Open Keats opened 1 year ago
I'm not entirely sure how to speed it up. I've tried using an iterator, getting by idx everytime and it doesn't move the needle.
How do you do the perf comparison? Do you just run the benches and compare?
A documented workflow would help people who want to contribute
Yep, it's just some criterion bench, run cargo bench big-table
and see if it improves
On big-table
, tera seems to spend ~30-40% of the time in fmt::write
, so I don't think there is much to be done optimizing it further in isolation, maybe trying to reduce the size of Instruction
could pay off?
For example, if a String
or a Vec
will not grow in size, consider using a Box<str>
or Box<[T]>
instead (2*word size instead of 3).
Maybe also providing a bigger benchmark (a real world template which takes a long time to execute).
I was thinking of using str
in Value
as well if possible.
To be honest I think the big-team template is kind of the worst case template. I will try to add some more realistic benchmark (eg with inheritance, macros, loops, set etc)
More realistic set of templates: https://github.com/Keats/tera2/pull/11
Another thing: we should probably keep ArcKey
since otherwise we clone the string everytime we look up an attribute i believe...?

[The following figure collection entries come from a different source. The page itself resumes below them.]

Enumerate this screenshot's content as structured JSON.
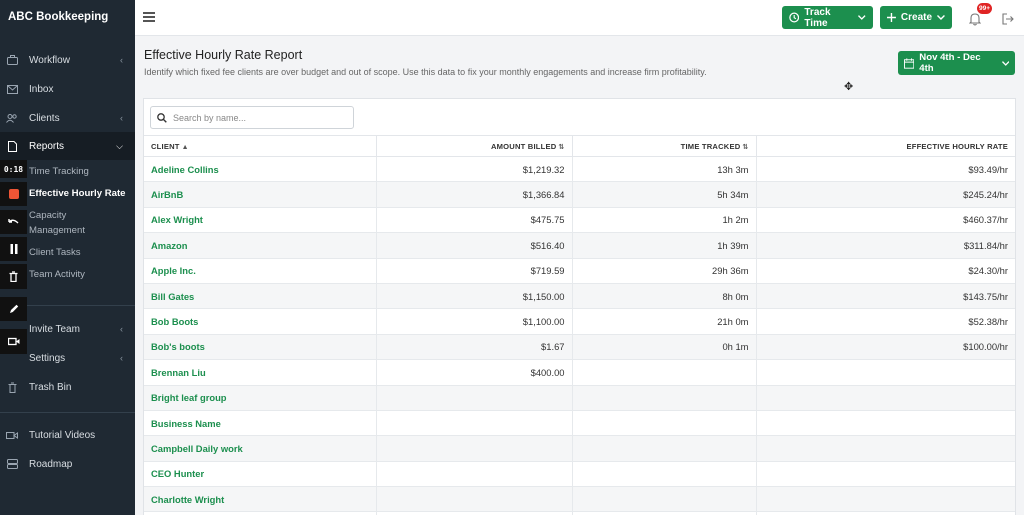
{
  "app": {
    "brand": "ABC Bookkeeping"
  },
  "sidebar": {
    "items": [
      {
        "label": "Workflow",
        "icon": "briefcase-icon",
        "has_chevron": true
      },
      {
        "label": "Inbox",
        "icon": "mail-icon",
        "has_chevron": false
      },
      {
        "label": "Clients",
        "icon": "users-icon",
        "has_chevron": true
      },
      {
        "label": "Reports",
        "icon": "file-icon",
        "has_chevron": true
      },
      {
        "label": "Invite Team",
        "icon": "user-plus-icon",
        "has_chevron": true
      },
      {
        "label": "Settings",
        "icon": "gear-icon",
        "has_chevron": true
      },
      {
        "label": "Trash Bin",
        "icon": "trash-icon",
        "has_chevron": false
      },
      {
        "label": "Tutorial Videos",
        "icon": "video-icon",
        "has_chevron": false
      },
      {
        "label": "Roadmap",
        "icon": "map-icon",
        "has_chevron": false
      }
    ],
    "reports_sub": [
      {
        "label": "Time Tracking"
      },
      {
        "label": "Effective Hourly Rate"
      },
      {
        "label": "Capacity"
      },
      {
        "label": "Management"
      },
      {
        "label": "Client Tasks"
      },
      {
        "label": "Team Activity"
      }
    ]
  },
  "recorder": {
    "time": "0:18"
  },
  "topbar": {
    "track_time": "Track Time",
    "create": "Create",
    "notifications_badge": "99+"
  },
  "header": {
    "title": "Effective Hourly Rate Report",
    "subtitle": "Identify which fixed fee clients are over budget and out of scope. Use this data to fix your monthly engagements and increase firm profitability.",
    "date_range": "Nov 4th - Dec 4th"
  },
  "search": {
    "placeholder": "Search by name..."
  },
  "table": {
    "columns": [
      "Client",
      "Amount Billed",
      "Time Tracked",
      "Effective Hourly Rate"
    ],
    "rows": [
      [
        "Adeline Collins",
        "$1,219.32",
        "13h 3m",
        "$93.49/hr"
      ],
      [
        "AirBnB",
        "$1,366.84",
        "5h 34m",
        "$245.24/hr"
      ],
      [
        "Alex Wright",
        "$475.75",
        "1h 2m",
        "$460.37/hr"
      ],
      [
        "Amazon",
        "$516.40",
        "1h 39m",
        "$311.84/hr"
      ],
      [
        "Apple Inc.",
        "$719.59",
        "29h 36m",
        "$24.30/hr"
      ],
      [
        "Bill Gates",
        "$1,150.00",
        "8h 0m",
        "$143.75/hr"
      ],
      [
        "Bob Boots",
        "$1,100.00",
        "21h 0m",
        "$52.38/hr"
      ],
      [
        "Bob's boots",
        "$1.67",
        "0h 1m",
        "$100.00/hr"
      ],
      [
        "Brennan Liu",
        "$400.00",
        "",
        ""
      ],
      [
        "Bright leaf group",
        "",
        "",
        ""
      ],
      [
        "Business Name",
        "",
        "",
        ""
      ],
      [
        "Campbell Daily work",
        "",
        "",
        ""
      ],
      [
        "CEO Hunter",
        "",
        "",
        ""
      ],
      [
        "Charlotte Wright",
        "",
        "",
        ""
      ],
      [
        "",
        "",
        "",
        ""
      ]
    ]
  },
  "colors": {
    "accent": "#1c8f4e",
    "sidebar": "#1f2933",
    "badge": "#e02424"
  }
}
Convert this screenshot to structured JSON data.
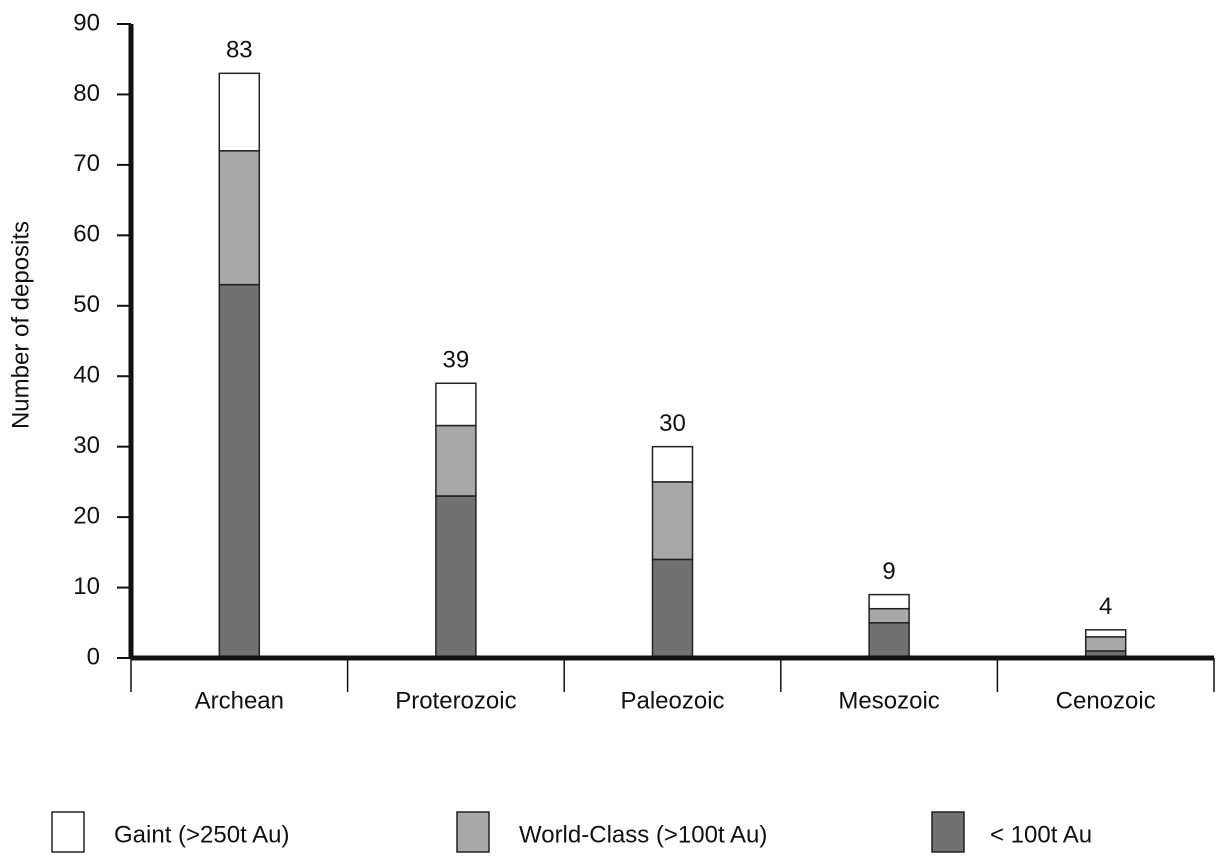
{
  "chart_data": {
    "type": "bar",
    "stacked": true,
    "y_label": "Number of deposits",
    "categories": [
      "Archean",
      "Proterozoic",
      "Paleozoic",
      "Mesozoic",
      "Cenozoic"
    ],
    "series": [
      {
        "name": "Gaint (>250t Au)",
        "color": "#ffffff",
        "values": [
          11,
          6,
          5,
          2,
          1
        ]
      },
      {
        "name": "World-Class (>100t Au)",
        "color": "#a8a8a8",
        "values": [
          19,
          10,
          11,
          2,
          2
        ]
      },
      {
        "name": "< 100t Au",
        "color": "#717171",
        "values": [
          53,
          23,
          14,
          5,
          1
        ]
      }
    ],
    "totals": [
      83,
      39,
      30,
      9,
      4
    ],
    "ylim": [
      0,
      90
    ],
    "yticks": [
      0,
      10,
      20,
      30,
      40,
      50,
      60,
      70,
      80,
      90
    ]
  }
}
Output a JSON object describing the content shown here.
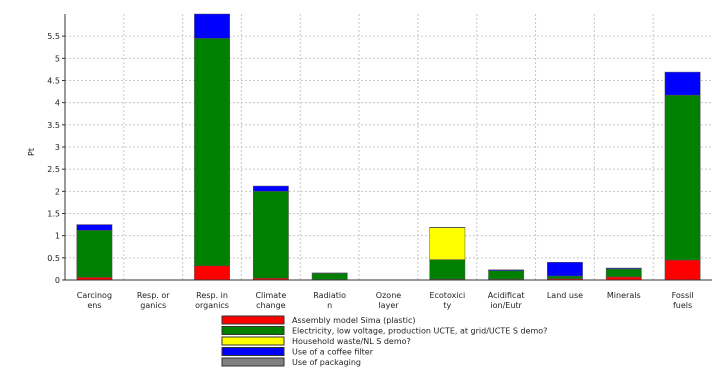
{
  "chart_data": {
    "type": "bar",
    "stacked": true,
    "ylabel": "Pt",
    "ylim": [
      0,
      6.0
    ],
    "ytick_values": [
      0,
      0.5,
      1,
      1.5,
      2,
      2.5,
      3,
      3.5,
      4,
      4.5,
      5,
      5.5
    ],
    "ytick_labels": [
      "0",
      "0.5",
      "1",
      "1.5",
      "2",
      "2.5",
      "3",
      "3.5",
      "4",
      "4.5",
      "5",
      "5.5"
    ],
    "grid": true,
    "legend_position": "bottom",
    "categories": [
      [
        "Carcinog",
        "ens"
      ],
      [
        "Resp. or",
        "ganics"
      ],
      [
        "Resp. in",
        "organics"
      ],
      [
        "Climate",
        "change"
      ],
      [
        "Radiatio",
        "n"
      ],
      [
        "Ozone",
        "layer"
      ],
      [
        "Ecotoxici",
        "ty"
      ],
      [
        "Acidificat",
        "ion/Eutr"
      ],
      [
        "Land use"
      ],
      [
        "Minerals"
      ],
      [
        "Fossil",
        "fuels"
      ]
    ],
    "series": [
      {
        "name": "Assembly model Sima (plastic)",
        "color": "#ff0000",
        "values": [
          0.06,
          0,
          0.32,
          0.04,
          0.01,
          0,
          0.02,
          0.02,
          0.03,
          0.07,
          0.45
        ]
      },
      {
        "name": "Electricity, low voltage, production UCTE, at grid/UCTE S demo?",
        "color": "#008000",
        "values": [
          1.06,
          0,
          5.13,
          1.96,
          0.14,
          0,
          0.44,
          0.19,
          0.06,
          0.18,
          3.72
        ]
      },
      {
        "name": "Household waste/NL S demo?",
        "color": "#ffff00",
        "values": [
          0,
          0,
          0,
          0,
          0,
          0,
          0.72,
          0,
          0,
          0,
          0
        ]
      },
      {
        "name": "Use of a coffee filter",
        "color": "#0000ff",
        "values": [
          0.13,
          0,
          0.55,
          0.12,
          0.01,
          0,
          0.01,
          0.02,
          0.31,
          0.02,
          0.52
        ]
      },
      {
        "name": "Use of packaging",
        "color": "#808080",
        "values": [
          0,
          0,
          0,
          0,
          0,
          0,
          0,
          0,
          0,
          0,
          0
        ]
      }
    ]
  }
}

Another way to speedup things is to do what ramhorns is doing: pre-compute hashes for all struct fields. Ramhorns uses a derive but we could pre-compute the hash when compiling the templates and serializing to Value to avoid the derive. We would need to differentiate between dynamic and static maps/structs though but in practice, i'm guessing most people pass struct to the Context so we should be able to skip most hashmap lookups (well, we can just have a NoHashHasher or something for the HashMap with pre-computed hash).
I don't know when i'll have the time to try that as it can be a potentially big change. What do you think @jalil-salame ?
I need to take a look at the profile and see how much hashing is taking up... My guess is we could make a Cow type but for hashing: either precomputed or lazily computed.
Hashing did not take a significant amount of time, but it could unlock optimizations by reducing the amount of code in the precomputed hash path.
Maybe there are some other optimizations ramhorns is doing but it does beat askama which is compiled to Rust so it's doing things correctly!
@jalil-salame did you end up having a look at it?
@jalil-salame did you end up having a look at it?
Not really, I have been busy :c, I don't think I have time to look at it for the next month or two either...
No worries I barely have time myself
The big-table especially is slower than I'd expect.